I’ve got a function returning a (float *) color.
It works, until I tried to change the alpha component of one color, and now almost all colors have alpha issue, even if the color don’t pass the test "if (alpha)".

eg:
float * colorTest = getColor(0); // don’t give me the good result anymore, once any getColor(1) is called before.

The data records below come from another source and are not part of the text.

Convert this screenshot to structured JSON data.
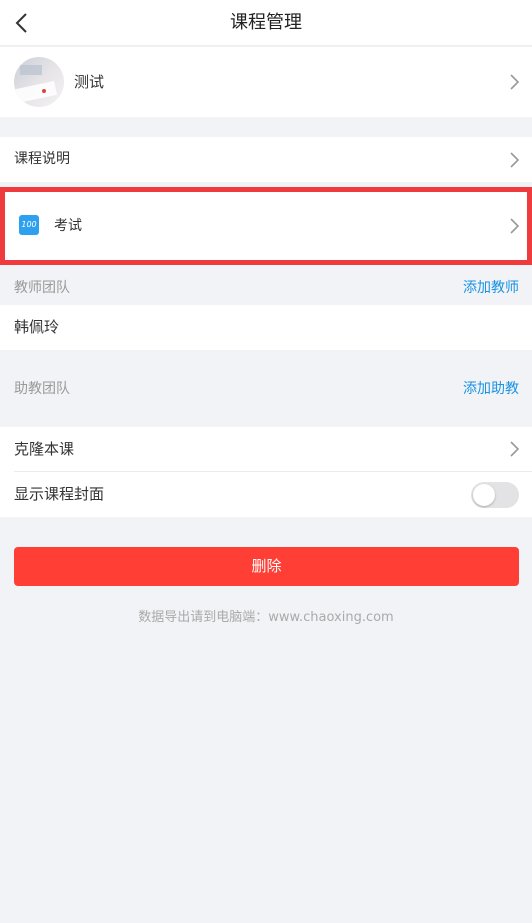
{
  "header": {
    "title": "课程管理"
  },
  "course": {
    "name": "测试"
  },
  "rows": {
    "description_label": "课程说明",
    "exam_label": "考试",
    "exam_icon_text": "100"
  },
  "teacher_team": {
    "title": "教师团队",
    "action": "添加教师",
    "members": [
      "韩佩玲"
    ]
  },
  "assistant_team": {
    "title": "助教团队",
    "action": "添加助教"
  },
  "settings": {
    "clone_label": "克隆本课",
    "show_cover_label": "显示课程封面",
    "show_cover_enabled": false
  },
  "actions": {
    "delete_label": "删除"
  },
  "footer": {
    "note": "数据导出请到电脑端：www.chaoxing.com"
  },
  "colors": {
    "accent_blue": "#1a93e3",
    "danger_red": "#ff3e35",
    "highlight_red": "#ef3a3e"
  }
}
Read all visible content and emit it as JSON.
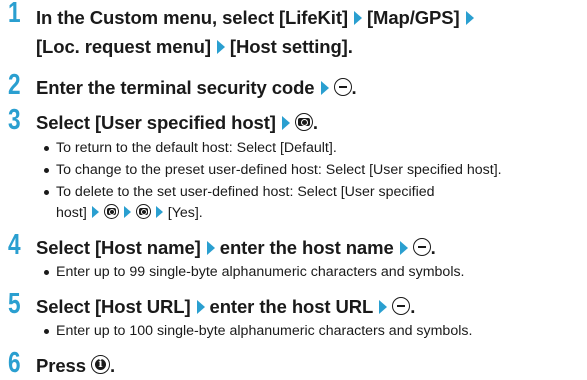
{
  "steps": [
    {
      "number": "1",
      "line1": "In the Custom menu, select [LifeKit]",
      "part2": "[Map/GPS]",
      "line2a": "[Loc. request menu]",
      "line2b": "[Host setting]."
    },
    {
      "number": "2",
      "text": "Enter the terminal security code"
    },
    {
      "number": "3",
      "text": "Select [User specified host]"
    },
    {
      "number": "4",
      "part1": "Select [Host name]",
      "part2": "enter the host name"
    },
    {
      "number": "5",
      "part1": "Select [Host URL]",
      "part2": "enter the host URL"
    },
    {
      "number": "6",
      "text": "Press"
    }
  ],
  "bullets": {
    "step3": [
      "To return to the default host: Select [Default].",
      "To change to the preset user-defined host: Select [User specified host].",
      "To delete to the set user-defined host: Select [User specified",
      "host]",
      "[Yes]."
    ],
    "step4": "Enter up to 99 single-byte alphanumeric characters and symbols.",
    "step5": "Enter up to 100 single-byte alphanumeric characters and symbols."
  },
  "icons": {
    "arrow": "triangle-right-icon",
    "minus_key": "minus-key-icon",
    "camera_key": "camera-key-icon",
    "info_key": "info-key-icon"
  },
  "colors": {
    "accent": "#2a9fd0",
    "text": "#1a1a1a"
  },
  "period": "."
}
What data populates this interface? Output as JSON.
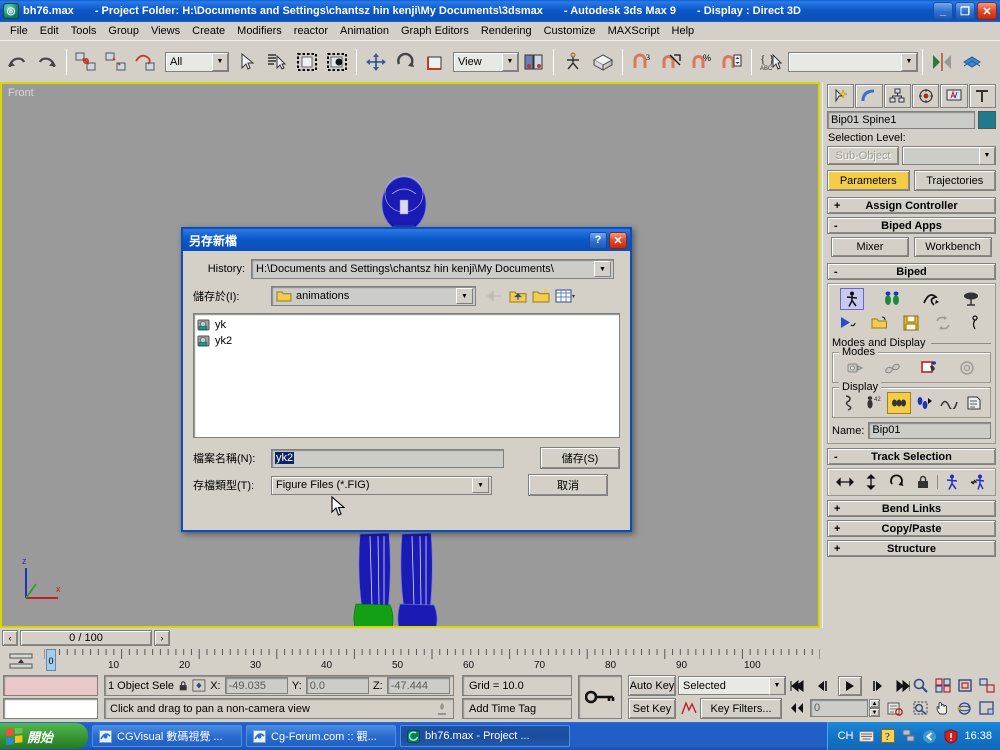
{
  "titlebar": {
    "icon": "3dsmax-logo-icon",
    "file": "bh76.max",
    "project": "- Project Folder: H:\\Documents and Settings\\chantsz hin kenji\\My Documents\\3dsmax",
    "app": "- Autodesk 3ds Max 9",
    "display": "- Display : Direct 3D",
    "minimize": "_",
    "maximize": "❐",
    "close": "✕"
  },
  "menubar": {
    "items": [
      "File",
      "Edit",
      "Tools",
      "Group",
      "Views",
      "Create",
      "Modifiers",
      "reactor",
      "Animation",
      "Graph Editors",
      "Rendering",
      "Customize",
      "MAXScript",
      "Help"
    ]
  },
  "toolbar": {
    "selection_filter": "All",
    "reference_coord": "View",
    "named_selection": "",
    "buttons": [
      "undo-icon",
      "redo-icon",
      "select-link-icon",
      "unlink-icon",
      "bind-space-warp-icon",
      "select-object-icon",
      "select-by-name-icon",
      "select-region-icon",
      "window-crossing-icon",
      "select-move-icon",
      "select-rotate-icon",
      "select-scale-icon",
      "use-pivot-center-icon",
      "mirror-icon",
      "align-icon",
      "snap-3d-icon",
      "angle-snap-icon",
      "percent-snap-icon",
      "spinner-snap-icon",
      "named-selection-icon",
      "mirror-flip-icon",
      "layer-manager-icon"
    ]
  },
  "viewport": {
    "label": "Front",
    "axis": {
      "z": "z",
      "y": "y",
      "x": "x"
    }
  },
  "command_panel": {
    "tabs": [
      "create-tab-icon",
      "modify-tab-icon",
      "hierarchy-tab-icon",
      "motion-tab-icon",
      "display-tab-icon",
      "utilities-tab-icon"
    ],
    "object_name": "Bip01 Spine1",
    "object_color": "#1d7b8c",
    "selection_level_label": "Selection Level:",
    "sub_object_button": "Sub-Object",
    "sub_object_value": "",
    "parameters_button": "Parameters",
    "trajectories_button": "Trajectories",
    "rollups": [
      {
        "sign": "+",
        "title": "Assign Controller"
      },
      {
        "sign": "-",
        "title": "Biped Apps"
      },
      {
        "sign": "-",
        "title": "Biped"
      },
      {
        "sign": "-",
        "title": "Track Selection"
      },
      {
        "sign": "+",
        "title": "Bend Links"
      },
      {
        "sign": "+",
        "title": "Copy/Paste"
      },
      {
        "sign": "+",
        "title": "Structure"
      }
    ],
    "biped_apps": {
      "mixer": "Mixer",
      "workbench": "Workbench"
    },
    "biped": {
      "row1_icons": [
        "figure-mode-icon",
        "footstep-mode-icon",
        "motion-flow-mode-icon",
        "mixer-mode-icon"
      ],
      "row2_icons": [
        "load-motion-icon",
        "load-file-icon",
        "save-file-icon",
        "convert-icon",
        "move-all-mode-icon"
      ],
      "modes_and_display_label": "Modes and Display",
      "modes_label": "Modes",
      "modes_icons": [
        "buffer-mode-icon",
        "rubber-band-mode-icon",
        "scale-stride-mode-icon",
        "in-place-mode-icon"
      ],
      "display_label": "Display",
      "display_icons": [
        "bones-display-icon",
        "objects-display-icon",
        "footsteps-display-icon",
        "footstep-numbers-icon",
        "trajectories-icon",
        "twist-links-icon"
      ],
      "name_label": "Name:",
      "name_value": "Bip01"
    },
    "track_selection_icons": [
      "body-horizontal-icon",
      "body-vertical-icon",
      "body-rotation-icon",
      "lock-cos-icon",
      "symmetrical-tracks-icon",
      "opposite-tracks-icon"
    ]
  },
  "time_slider": {
    "prev_label": "‹",
    "next_label": "›",
    "current": "0 / 100"
  },
  "trackbar": {
    "ticks": [
      "10",
      "20",
      "30",
      "40",
      "50",
      "60",
      "70",
      "80",
      "90",
      "100"
    ],
    "frame_marker": "0"
  },
  "status_bar": {
    "selection_count": "1 Object Sele",
    "lock_icon": "lock-selection-icon",
    "absolute_mode_icon": "absolute-relative-mode-icon",
    "x_label": "X:",
    "x_value": "-49.035",
    "y_label": "Y:",
    "y_value": "0.0",
    "z_label": "Z:",
    "z_value": "-47.444",
    "grid": "Grid = 10.0",
    "add_time_tag": "Add Time Tag",
    "prompt": "Click and drag to pan a non-camera view",
    "key_mode_icon": "key-mode-toggle-icon",
    "auto_key": "Auto Key",
    "set_key": "Set Key",
    "key_filters": "Key Filters...",
    "selection_set": "Selected",
    "current_frame": "0",
    "playback_icons": [
      "go-to-start-icon",
      "previous-frame-icon",
      "play-animation-icon",
      "next-frame-icon",
      "go-to-end-icon",
      "key-mode-icon"
    ],
    "nav_icons": [
      "zoom-icon",
      "zoom-all-icon",
      "zoom-extents-icon",
      "zoom-extents-all-icon",
      "field-of-view-icon",
      "zoom-region-icon",
      "pan-view-icon",
      "arc-rotate-icon",
      "maximize-viewport-icon"
    ]
  },
  "save_dialog": {
    "title": "另存新檔",
    "help_button": "?",
    "close_button": "✕",
    "history_label": "History:",
    "history_value": "H:\\Documents and Settings\\chantsz hin kenji\\My Documents\\",
    "save_in_label": "儲存於(I):",
    "save_in_value": "animations",
    "nav_icons": [
      "back-icon",
      "up-one-level-icon",
      "create-new-folder-icon",
      "views-icon"
    ],
    "files": [
      {
        "icon": "fig-file-icon",
        "name": "yk"
      },
      {
        "icon": "fig-file-icon",
        "name": "yk2"
      }
    ],
    "filename_label": "檔案名稱(N):",
    "filename_value": "yk2",
    "filetype_label": "存檔類型(T):",
    "filetype_value": "Figure Files (*.FIG)",
    "save_button": "儲存(S)",
    "cancel_button": "取消"
  },
  "taskbar": {
    "start": "開始",
    "items": [
      {
        "icon": "ie-icon",
        "label": "CGVisual 數碼視覺 ..."
      },
      {
        "icon": "ie-icon",
        "label": "Cg-Forum.com :: 觀..."
      },
      {
        "icon": "3dsmax-logo-icon",
        "label": "bh76.max    - Project ..."
      }
    ],
    "tray": {
      "language": "CH",
      "icons": [
        "keyboard-icon",
        "help-icon",
        "network-icon",
        "back-arrow-icon",
        "security-shield-icon"
      ],
      "clock": "16:38"
    }
  }
}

float * getColor(float alpha) {
    float * col;

    if (val == 1)
        col = colorWhite; // colorWhite is a float *
    else if (val == 2)
        col = colorRed;
    else if (etc..)
        col = colEtc;

    if (alpha) {
        col[3] = alpha; // this doesn't works
    }

    return col;
}

I also have tried to change the alpha value through the col pointer, with same result:

if (alpha) {
    float *a;
    a = (float *)(&col + 3);
    *a = alpha;
}

Any advice?

Edit

Got it to works, thx to hyde who told me that I was changing my global colors. (I was used to falsely considered float * as array)
So, I just copy the result in a second variable and then modify this new color.

float * getColor(float alpha) {
    float * col;
    float * tmp;

    if (val == 1)
        tmp = colorWhite; // colorWhite is a float *
    else if (val == 2)
        tmp = colorRed;
    else if (etc..)
        tmp = colEtc;

    memcpy(col, tmp, sizeof(float)*4);

    if (alpha) {
        col[3] = alpha; // this now works without issue
    }

    return col;
}

Solution

if (alpha) {
    col[3] = alpha; // this doesn't works
}

Here col points to one of your global colors. And then you change it.

Since color is small (4 floats, I assume), just pass values and forget pointers. Do this by defining struct

struct color {
    float component[4];
    // Or if you prefer: float r, g, b, a;
};

Especially on a 64 bit system, pointer is probably half the size of this struct, and has pointer dereference overhead, so performance-wise it’s the basically the same. And pointers are always messier than values.

Once you have working code with struct values, then you can consider using pointers to optimize, eg. const struct color *param as function argument. But, this really is very small optimization with 4 floats. If the struct is passed in 2 registers, then forcing it to be in memory so you can pass a pointer in 1 register may even be a pessimization.


Additionally, you usually don’t want to accidentally change the global data like these global colors, so make them const.